By David Swanson
A constituent of Senator Jay Rockefeller, chair of the Senate Intelligence Committee, sent his office an article I wrote lamenting his failure to conduct over the past 10 months the investigation of White House war lies that he spent the previous three years criticizing the Republicans for not doing.
Rockefeller’s office replied thus: “The Committee is still working on a final report that examines public statements by government officials and whether they were supported by the underlying intelligence. As soon as it is completed, it will be promptly released to the public.”
Asked about the related never-done report on intelligence activities relating to Iraq conducted by the Policy Counterterrorism Evaluation Group (PCTEG) and the Office of Special Plans within the Office of the Under Secretary of Defense for Policy, Rockefeller’s office said it might not bother to do that report since the Pentagon has already conducted its own investigation of the Office of Special Plans.
As to when they would produce the report they claim they are working on, Rockefeller’s staff refused to say. Back in January, they told the same constituent they planned to have all three of the reports then remaining completed by late spring or early summer. Instead, they’ve completed one, dropped one, and claim to still be working on the key report that everyone has been waiting years for, the same report that Rockefeller and Reid forced the Senate into closed session two years ago in an attempt to force the Republicans to produce.

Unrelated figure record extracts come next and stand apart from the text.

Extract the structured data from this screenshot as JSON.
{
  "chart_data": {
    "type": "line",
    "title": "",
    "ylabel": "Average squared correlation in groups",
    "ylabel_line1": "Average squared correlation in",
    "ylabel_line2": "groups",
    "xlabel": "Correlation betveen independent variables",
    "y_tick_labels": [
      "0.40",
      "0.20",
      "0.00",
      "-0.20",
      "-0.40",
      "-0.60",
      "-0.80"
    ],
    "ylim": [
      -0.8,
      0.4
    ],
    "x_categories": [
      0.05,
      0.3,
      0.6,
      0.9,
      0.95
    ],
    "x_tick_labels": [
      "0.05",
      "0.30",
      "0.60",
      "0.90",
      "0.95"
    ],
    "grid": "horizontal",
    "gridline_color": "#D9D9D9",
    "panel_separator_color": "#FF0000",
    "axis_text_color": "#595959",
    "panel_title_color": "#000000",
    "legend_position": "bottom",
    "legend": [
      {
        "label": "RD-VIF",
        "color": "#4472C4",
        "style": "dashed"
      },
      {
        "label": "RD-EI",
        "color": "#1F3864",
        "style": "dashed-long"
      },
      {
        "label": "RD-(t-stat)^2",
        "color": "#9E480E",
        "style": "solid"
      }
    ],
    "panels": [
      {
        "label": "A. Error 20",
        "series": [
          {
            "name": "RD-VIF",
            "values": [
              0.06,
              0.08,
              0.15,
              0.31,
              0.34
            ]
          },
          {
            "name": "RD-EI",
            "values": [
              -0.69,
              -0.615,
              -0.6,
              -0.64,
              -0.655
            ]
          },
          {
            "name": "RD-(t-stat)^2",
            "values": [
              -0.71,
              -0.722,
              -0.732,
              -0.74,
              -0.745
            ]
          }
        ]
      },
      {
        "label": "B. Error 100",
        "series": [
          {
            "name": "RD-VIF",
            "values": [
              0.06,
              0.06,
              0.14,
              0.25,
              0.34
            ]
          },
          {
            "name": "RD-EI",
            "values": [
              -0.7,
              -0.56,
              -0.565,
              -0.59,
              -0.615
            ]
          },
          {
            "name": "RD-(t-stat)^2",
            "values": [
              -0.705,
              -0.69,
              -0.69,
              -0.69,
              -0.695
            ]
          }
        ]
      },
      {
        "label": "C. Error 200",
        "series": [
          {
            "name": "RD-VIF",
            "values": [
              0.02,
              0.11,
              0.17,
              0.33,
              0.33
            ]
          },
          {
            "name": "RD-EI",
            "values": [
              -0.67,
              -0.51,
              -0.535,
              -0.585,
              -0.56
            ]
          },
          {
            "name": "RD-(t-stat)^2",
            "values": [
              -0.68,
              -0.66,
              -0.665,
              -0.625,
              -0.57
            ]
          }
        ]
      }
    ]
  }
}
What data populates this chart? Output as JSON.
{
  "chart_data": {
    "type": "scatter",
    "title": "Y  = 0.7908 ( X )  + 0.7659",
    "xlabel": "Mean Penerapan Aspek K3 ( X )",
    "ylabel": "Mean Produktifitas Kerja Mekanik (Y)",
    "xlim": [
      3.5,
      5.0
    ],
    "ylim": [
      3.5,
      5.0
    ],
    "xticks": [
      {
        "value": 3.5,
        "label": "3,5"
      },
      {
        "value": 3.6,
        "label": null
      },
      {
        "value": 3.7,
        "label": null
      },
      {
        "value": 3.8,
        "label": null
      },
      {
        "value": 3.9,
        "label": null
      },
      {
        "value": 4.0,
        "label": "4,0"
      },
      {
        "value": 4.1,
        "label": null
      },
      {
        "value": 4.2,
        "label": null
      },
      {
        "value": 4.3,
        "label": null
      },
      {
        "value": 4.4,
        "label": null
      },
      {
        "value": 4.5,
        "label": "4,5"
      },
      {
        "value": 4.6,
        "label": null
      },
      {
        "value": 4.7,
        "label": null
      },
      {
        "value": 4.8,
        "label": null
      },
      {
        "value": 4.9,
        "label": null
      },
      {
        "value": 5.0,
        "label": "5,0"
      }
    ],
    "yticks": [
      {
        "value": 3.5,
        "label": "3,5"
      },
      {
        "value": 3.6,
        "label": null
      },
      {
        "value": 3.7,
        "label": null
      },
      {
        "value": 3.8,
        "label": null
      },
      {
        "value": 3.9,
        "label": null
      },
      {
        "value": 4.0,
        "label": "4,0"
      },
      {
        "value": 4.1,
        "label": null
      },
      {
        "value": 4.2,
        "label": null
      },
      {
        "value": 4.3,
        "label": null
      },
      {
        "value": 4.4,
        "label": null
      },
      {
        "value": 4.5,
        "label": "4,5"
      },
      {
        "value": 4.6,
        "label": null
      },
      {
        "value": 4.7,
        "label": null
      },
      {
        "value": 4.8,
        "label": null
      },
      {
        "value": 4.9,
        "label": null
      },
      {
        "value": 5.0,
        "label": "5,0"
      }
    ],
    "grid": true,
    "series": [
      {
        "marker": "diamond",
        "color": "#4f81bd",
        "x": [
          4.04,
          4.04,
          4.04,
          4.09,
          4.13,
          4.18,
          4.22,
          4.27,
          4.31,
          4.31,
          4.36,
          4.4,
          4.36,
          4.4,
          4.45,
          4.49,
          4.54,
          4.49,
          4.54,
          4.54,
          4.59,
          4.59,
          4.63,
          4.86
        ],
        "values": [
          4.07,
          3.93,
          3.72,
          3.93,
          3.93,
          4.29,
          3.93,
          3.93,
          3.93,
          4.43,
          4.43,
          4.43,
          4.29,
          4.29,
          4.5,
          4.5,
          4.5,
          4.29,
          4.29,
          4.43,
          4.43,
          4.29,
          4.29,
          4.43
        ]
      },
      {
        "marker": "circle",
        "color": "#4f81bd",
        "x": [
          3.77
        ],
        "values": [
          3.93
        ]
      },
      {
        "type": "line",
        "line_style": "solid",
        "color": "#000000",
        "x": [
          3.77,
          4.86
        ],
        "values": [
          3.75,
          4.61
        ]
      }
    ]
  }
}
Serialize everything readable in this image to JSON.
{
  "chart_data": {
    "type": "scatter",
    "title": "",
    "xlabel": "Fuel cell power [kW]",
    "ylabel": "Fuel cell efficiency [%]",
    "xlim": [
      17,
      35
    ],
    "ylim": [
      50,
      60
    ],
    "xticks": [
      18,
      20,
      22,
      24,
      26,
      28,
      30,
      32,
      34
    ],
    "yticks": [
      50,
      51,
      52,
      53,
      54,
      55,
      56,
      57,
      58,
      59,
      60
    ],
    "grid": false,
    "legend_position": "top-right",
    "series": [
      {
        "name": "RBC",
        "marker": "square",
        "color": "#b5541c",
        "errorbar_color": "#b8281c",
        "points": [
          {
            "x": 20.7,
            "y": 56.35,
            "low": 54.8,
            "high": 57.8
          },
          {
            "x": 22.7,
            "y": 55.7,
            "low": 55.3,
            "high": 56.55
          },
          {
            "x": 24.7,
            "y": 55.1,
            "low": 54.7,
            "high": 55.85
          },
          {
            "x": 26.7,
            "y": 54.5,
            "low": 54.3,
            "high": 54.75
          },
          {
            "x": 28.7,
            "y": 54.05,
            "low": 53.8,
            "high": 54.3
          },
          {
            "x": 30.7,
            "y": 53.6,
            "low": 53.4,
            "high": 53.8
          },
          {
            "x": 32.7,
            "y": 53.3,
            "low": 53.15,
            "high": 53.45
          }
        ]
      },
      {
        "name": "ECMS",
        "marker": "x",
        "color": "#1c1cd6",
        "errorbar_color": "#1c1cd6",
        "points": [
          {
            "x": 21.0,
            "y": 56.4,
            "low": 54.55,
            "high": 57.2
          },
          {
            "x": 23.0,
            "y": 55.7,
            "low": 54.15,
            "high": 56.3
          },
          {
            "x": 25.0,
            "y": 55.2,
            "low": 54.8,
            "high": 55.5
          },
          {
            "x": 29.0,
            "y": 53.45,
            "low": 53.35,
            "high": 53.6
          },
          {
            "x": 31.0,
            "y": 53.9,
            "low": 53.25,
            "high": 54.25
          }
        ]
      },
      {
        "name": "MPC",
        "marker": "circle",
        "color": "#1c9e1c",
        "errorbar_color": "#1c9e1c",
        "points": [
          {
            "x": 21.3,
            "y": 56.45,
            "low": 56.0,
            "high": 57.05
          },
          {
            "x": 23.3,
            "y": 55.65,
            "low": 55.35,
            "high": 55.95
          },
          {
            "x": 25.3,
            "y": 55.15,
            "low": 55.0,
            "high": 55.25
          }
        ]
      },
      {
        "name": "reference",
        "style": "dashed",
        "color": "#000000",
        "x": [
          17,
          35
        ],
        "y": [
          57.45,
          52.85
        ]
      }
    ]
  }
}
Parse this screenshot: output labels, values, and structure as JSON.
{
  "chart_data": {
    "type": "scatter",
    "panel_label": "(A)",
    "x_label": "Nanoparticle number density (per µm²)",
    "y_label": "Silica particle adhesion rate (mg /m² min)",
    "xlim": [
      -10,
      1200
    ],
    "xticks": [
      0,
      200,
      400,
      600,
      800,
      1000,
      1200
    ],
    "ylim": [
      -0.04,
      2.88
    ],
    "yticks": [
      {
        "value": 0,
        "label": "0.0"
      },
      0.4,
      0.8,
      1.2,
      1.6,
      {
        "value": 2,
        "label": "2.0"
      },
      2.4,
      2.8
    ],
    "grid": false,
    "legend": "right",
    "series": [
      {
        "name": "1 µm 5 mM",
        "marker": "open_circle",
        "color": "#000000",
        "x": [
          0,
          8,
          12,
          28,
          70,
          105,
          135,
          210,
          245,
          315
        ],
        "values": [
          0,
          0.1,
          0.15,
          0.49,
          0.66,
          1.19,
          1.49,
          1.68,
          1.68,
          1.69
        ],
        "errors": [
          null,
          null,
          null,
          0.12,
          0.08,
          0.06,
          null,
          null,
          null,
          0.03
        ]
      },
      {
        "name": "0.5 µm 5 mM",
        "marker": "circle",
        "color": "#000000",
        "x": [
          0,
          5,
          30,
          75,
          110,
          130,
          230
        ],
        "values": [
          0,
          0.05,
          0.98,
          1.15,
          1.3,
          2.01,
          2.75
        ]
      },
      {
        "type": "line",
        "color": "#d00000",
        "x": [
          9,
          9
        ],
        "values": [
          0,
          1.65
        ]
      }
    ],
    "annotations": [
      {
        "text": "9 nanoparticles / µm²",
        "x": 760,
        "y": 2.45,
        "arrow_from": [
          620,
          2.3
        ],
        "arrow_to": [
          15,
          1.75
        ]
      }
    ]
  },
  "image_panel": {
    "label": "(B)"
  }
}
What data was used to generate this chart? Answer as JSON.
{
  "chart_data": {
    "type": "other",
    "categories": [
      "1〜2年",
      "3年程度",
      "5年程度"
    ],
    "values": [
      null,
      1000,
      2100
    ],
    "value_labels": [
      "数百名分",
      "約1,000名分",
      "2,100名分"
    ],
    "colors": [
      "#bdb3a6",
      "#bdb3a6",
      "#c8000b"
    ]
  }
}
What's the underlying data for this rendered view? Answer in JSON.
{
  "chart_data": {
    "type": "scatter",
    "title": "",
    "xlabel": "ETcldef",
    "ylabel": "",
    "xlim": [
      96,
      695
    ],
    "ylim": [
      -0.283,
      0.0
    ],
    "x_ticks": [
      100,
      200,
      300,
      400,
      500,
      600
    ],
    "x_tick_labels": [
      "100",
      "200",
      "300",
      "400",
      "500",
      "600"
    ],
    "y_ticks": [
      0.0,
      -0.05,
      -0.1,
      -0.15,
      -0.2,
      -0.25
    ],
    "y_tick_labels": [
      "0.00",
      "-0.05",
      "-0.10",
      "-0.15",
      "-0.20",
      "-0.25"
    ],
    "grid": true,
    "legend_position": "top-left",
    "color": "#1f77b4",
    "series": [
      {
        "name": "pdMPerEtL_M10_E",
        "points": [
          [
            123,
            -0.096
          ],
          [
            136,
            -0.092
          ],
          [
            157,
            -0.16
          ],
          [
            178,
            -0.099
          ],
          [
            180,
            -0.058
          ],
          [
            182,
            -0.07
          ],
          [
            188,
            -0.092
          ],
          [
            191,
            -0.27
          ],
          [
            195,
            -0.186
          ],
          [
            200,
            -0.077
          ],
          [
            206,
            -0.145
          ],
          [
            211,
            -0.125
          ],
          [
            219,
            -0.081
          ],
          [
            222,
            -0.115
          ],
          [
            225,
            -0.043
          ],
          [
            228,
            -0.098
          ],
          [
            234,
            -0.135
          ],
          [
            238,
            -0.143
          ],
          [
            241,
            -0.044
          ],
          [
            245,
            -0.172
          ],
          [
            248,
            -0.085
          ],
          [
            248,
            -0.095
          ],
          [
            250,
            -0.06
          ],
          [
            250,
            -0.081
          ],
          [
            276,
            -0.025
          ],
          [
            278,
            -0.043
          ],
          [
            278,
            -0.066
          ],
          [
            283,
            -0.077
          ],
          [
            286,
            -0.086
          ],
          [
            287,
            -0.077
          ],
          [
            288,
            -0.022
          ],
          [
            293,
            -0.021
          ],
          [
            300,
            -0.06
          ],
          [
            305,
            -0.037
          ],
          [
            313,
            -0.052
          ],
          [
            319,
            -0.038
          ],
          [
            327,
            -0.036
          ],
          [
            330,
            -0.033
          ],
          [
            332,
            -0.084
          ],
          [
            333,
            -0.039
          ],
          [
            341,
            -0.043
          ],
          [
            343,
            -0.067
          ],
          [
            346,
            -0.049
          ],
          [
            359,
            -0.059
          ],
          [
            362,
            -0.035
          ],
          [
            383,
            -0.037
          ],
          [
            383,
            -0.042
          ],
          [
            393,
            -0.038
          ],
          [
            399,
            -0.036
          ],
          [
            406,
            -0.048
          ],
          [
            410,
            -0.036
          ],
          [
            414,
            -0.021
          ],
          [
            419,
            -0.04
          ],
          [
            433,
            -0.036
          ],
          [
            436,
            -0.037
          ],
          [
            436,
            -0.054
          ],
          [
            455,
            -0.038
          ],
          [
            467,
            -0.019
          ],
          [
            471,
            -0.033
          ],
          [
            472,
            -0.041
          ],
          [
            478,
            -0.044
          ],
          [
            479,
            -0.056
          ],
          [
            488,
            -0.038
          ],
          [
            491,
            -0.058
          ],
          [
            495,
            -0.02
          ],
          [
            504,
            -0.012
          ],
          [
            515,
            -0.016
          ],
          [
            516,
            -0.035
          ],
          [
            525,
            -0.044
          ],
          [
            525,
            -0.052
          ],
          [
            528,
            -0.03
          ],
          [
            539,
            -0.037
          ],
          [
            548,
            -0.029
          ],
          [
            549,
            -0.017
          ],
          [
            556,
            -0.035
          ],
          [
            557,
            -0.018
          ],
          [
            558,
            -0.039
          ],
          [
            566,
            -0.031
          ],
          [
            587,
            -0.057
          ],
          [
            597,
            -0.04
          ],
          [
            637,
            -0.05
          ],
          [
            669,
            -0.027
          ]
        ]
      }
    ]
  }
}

In September, Rockefeller’s office told the same constituent that the remaining two reports had in fact been completed but were being reviewed by the Department of Homeland Security. If that was true, it’s safe to assume that the White House is blocking release of the report and Rockefeller is cooperatively not saying so. If it’s not true, and if the key report, the one on whether Bush and Cheney were lying, has still not been done, my guess is Rockefeller will either never release it or release it shortly before the 2008 elections, and I lean strongly toward the former.
Like a rock.
Soft on Bush and Cheney.
Tough on Iraqi children.
Send the Senate a country road.
Take him home, to the place he belongs, West Virginia.